The council had earmarked Cypress Primary in South Norwood to expand its intake by 60 pupils a year, as part of efforts to accommodate rising demand for schools places.
But opponents warned the site was not big enough for the expansion, which would have meant five classes in every year group, and residents feared traffic would grind to a halt.
The council will now look to create new primary places elsewhere, after school governors asked it to sideline plans for Cypress.
Councillor Kathy Bee, chair of governors, said: "There were lots of issues. There is the space, in terms of whether you could actually physically get five forms of entry in there.
"Residents also had lots of concerns about traffic, which is already difficult.
She added: "We agreed to consult because we have a lot of sympathy for families in the area that can't get a school place, but it just proved incredibly difficult to do it without any detailed plans."
Parent Esther Eley, 44, of Auckland Road, whose two children attend the school, said she was relieved.

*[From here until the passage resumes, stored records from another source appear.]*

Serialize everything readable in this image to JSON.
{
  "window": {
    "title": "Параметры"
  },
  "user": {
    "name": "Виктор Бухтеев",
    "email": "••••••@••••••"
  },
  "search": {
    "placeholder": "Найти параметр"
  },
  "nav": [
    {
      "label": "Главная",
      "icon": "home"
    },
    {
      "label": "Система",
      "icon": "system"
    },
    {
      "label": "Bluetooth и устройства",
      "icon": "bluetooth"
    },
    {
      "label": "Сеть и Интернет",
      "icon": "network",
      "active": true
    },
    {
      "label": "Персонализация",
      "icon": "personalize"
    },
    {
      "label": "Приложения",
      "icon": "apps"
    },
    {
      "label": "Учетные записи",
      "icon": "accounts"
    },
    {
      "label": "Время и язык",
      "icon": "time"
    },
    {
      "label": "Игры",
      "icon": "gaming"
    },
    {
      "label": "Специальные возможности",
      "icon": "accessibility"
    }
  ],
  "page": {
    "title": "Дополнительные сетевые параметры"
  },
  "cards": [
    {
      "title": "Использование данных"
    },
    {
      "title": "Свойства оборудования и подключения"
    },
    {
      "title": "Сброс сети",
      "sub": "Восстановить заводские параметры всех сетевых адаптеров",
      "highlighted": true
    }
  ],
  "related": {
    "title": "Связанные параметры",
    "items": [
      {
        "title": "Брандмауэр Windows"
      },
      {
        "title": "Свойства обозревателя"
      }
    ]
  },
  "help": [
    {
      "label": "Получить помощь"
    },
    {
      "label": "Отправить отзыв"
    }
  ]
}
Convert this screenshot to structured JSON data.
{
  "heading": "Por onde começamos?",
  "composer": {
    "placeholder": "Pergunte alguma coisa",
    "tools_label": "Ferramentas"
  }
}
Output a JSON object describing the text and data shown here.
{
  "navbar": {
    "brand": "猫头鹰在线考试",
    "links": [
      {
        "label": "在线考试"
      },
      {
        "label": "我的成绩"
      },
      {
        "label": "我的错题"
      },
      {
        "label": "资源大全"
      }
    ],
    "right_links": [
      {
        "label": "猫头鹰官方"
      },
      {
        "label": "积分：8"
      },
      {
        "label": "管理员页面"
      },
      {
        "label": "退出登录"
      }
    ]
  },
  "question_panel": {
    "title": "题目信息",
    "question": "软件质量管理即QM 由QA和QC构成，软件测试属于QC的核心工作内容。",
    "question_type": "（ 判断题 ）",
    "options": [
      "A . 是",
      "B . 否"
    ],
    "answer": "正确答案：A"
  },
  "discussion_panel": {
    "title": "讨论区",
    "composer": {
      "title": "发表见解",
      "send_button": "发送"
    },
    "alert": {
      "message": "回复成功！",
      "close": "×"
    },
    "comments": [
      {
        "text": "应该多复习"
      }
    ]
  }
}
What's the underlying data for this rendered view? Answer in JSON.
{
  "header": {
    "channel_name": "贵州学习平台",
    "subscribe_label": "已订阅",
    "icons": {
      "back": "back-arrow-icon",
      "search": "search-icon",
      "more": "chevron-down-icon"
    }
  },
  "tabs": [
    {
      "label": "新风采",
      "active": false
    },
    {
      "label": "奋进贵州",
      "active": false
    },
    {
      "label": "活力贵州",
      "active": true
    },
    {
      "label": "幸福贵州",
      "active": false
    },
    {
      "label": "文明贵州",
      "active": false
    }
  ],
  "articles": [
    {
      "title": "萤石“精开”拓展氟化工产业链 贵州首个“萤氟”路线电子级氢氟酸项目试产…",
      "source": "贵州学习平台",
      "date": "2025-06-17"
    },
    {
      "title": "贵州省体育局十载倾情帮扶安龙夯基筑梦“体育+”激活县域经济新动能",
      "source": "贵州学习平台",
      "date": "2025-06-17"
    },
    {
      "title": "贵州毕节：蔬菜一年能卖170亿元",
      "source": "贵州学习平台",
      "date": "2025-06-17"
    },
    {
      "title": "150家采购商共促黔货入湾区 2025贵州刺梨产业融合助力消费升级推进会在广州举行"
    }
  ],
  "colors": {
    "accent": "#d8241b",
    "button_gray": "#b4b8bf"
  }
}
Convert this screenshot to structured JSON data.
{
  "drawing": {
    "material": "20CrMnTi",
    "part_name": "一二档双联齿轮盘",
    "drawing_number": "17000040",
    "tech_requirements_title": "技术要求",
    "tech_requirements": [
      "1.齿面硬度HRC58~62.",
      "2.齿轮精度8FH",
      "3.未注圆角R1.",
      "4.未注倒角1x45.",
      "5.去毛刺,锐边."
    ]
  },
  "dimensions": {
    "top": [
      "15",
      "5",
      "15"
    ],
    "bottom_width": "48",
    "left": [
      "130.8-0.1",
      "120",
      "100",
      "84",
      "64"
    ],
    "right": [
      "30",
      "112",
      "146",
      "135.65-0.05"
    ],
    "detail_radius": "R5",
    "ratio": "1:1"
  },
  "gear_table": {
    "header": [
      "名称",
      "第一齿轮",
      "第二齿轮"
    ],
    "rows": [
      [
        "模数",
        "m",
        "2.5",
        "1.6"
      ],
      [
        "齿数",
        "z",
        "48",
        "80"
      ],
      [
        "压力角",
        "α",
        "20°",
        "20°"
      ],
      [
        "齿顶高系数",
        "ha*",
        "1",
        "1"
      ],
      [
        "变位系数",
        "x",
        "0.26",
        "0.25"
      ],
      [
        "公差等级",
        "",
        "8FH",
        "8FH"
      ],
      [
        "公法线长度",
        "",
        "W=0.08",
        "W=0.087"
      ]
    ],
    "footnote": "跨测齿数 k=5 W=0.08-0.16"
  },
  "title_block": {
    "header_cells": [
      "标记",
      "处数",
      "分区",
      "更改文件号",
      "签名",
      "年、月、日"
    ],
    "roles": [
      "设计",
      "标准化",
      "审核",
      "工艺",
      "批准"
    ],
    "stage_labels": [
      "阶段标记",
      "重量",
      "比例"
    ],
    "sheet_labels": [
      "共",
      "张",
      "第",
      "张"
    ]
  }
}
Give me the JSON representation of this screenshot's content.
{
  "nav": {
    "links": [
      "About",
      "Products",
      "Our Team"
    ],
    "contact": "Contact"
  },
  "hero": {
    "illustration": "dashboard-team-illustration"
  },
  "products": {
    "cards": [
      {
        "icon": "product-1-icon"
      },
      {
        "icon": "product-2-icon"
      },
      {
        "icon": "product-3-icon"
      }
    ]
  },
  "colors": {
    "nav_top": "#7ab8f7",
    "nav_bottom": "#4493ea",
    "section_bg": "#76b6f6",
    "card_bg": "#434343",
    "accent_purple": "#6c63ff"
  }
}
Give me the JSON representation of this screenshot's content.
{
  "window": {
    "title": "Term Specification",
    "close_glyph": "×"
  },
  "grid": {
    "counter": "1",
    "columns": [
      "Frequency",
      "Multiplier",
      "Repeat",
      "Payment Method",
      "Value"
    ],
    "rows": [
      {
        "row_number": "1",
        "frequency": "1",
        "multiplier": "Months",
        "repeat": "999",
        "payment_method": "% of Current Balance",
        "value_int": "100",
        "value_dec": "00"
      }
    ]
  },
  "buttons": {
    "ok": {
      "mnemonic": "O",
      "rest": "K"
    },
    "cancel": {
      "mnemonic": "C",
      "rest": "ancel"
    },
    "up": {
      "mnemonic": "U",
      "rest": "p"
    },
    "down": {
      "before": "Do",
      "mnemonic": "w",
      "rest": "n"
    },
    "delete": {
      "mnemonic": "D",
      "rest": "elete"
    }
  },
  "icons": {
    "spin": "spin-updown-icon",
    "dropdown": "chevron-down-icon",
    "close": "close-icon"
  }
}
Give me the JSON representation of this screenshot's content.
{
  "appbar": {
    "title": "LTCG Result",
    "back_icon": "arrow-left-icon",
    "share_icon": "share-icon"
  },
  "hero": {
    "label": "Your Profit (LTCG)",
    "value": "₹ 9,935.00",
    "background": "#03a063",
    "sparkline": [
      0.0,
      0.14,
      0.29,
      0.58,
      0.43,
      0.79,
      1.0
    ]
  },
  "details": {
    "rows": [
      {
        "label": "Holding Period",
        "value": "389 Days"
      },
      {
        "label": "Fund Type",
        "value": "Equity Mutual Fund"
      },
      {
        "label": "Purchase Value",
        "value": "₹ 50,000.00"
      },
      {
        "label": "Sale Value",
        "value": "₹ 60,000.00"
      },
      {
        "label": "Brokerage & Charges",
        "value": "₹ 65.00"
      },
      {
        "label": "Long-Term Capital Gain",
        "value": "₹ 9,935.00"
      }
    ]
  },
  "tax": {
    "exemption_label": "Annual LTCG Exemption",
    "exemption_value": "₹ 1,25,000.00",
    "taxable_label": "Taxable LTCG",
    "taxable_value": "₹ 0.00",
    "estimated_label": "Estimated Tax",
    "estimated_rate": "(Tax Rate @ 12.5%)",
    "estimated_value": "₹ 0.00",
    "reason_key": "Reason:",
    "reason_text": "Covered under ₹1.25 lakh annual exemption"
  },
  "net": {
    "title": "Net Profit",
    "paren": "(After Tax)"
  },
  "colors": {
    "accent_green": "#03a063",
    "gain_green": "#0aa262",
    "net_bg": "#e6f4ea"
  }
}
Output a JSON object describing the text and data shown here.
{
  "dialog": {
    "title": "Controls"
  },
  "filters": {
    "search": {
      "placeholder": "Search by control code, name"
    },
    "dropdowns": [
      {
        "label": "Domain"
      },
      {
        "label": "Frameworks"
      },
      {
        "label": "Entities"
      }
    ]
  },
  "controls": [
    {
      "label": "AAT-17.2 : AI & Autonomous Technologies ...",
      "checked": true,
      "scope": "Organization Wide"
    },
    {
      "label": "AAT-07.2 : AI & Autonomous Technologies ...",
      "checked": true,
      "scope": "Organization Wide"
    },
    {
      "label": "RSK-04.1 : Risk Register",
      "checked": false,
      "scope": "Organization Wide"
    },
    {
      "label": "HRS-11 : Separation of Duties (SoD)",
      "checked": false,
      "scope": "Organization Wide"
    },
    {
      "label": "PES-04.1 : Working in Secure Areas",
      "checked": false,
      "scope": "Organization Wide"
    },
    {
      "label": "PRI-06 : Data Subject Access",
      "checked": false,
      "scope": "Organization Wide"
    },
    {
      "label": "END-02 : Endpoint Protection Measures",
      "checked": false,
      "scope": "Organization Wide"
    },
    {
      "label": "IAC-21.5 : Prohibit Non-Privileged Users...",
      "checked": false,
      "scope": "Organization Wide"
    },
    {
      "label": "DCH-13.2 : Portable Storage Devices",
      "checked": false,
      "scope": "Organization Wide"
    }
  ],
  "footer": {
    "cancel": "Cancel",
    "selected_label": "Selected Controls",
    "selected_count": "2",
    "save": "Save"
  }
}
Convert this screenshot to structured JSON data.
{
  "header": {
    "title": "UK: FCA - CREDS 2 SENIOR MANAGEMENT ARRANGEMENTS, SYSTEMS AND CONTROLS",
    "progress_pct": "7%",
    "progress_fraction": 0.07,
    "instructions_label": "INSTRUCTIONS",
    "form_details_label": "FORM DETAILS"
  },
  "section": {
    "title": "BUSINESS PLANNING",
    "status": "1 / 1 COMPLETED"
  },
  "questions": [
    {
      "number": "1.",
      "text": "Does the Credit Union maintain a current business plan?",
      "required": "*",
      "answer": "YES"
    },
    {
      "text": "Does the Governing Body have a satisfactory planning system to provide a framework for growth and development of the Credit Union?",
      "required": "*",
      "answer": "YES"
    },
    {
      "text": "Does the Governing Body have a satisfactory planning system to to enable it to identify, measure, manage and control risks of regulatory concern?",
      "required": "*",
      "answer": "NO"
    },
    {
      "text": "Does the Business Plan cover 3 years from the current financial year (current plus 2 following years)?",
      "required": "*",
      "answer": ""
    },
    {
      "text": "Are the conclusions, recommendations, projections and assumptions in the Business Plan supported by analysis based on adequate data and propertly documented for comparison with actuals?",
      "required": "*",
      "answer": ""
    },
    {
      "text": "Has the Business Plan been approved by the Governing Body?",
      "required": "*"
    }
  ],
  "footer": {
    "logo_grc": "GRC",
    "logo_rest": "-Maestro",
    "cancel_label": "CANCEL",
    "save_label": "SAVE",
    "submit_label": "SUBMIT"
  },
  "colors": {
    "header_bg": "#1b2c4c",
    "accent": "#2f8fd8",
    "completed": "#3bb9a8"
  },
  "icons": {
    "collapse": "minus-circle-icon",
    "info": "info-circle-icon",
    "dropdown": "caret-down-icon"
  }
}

She said: "It is fantastic news. Everybody in the area will be breathing a huge sigh of relief. It seems public opinion has finally got through."
A spokesman for Croydon Council said: "This proposal presented both significant opportunities and significant challenges. However, an initial review of the site indicated that it was worth pursuing it as a realistic option.
"There were, however, various concerns raised, both by local residents and from within the school community, and we found that there were rising cost estimates associated with the project.
"It also became clear that the development work would be likely to cause undue disruption, both to pupils at the current school and to local residents.
"Alongside this we were faced with rising cost estimates associated with the project.
"On balance it was finally agreed that the risks of trying to continue with this scheme outweighed its possible advantages.
"What this emphasises is that when we carry out consultations we do so with an open mind and we always assess new evidence before reaching our conclusions."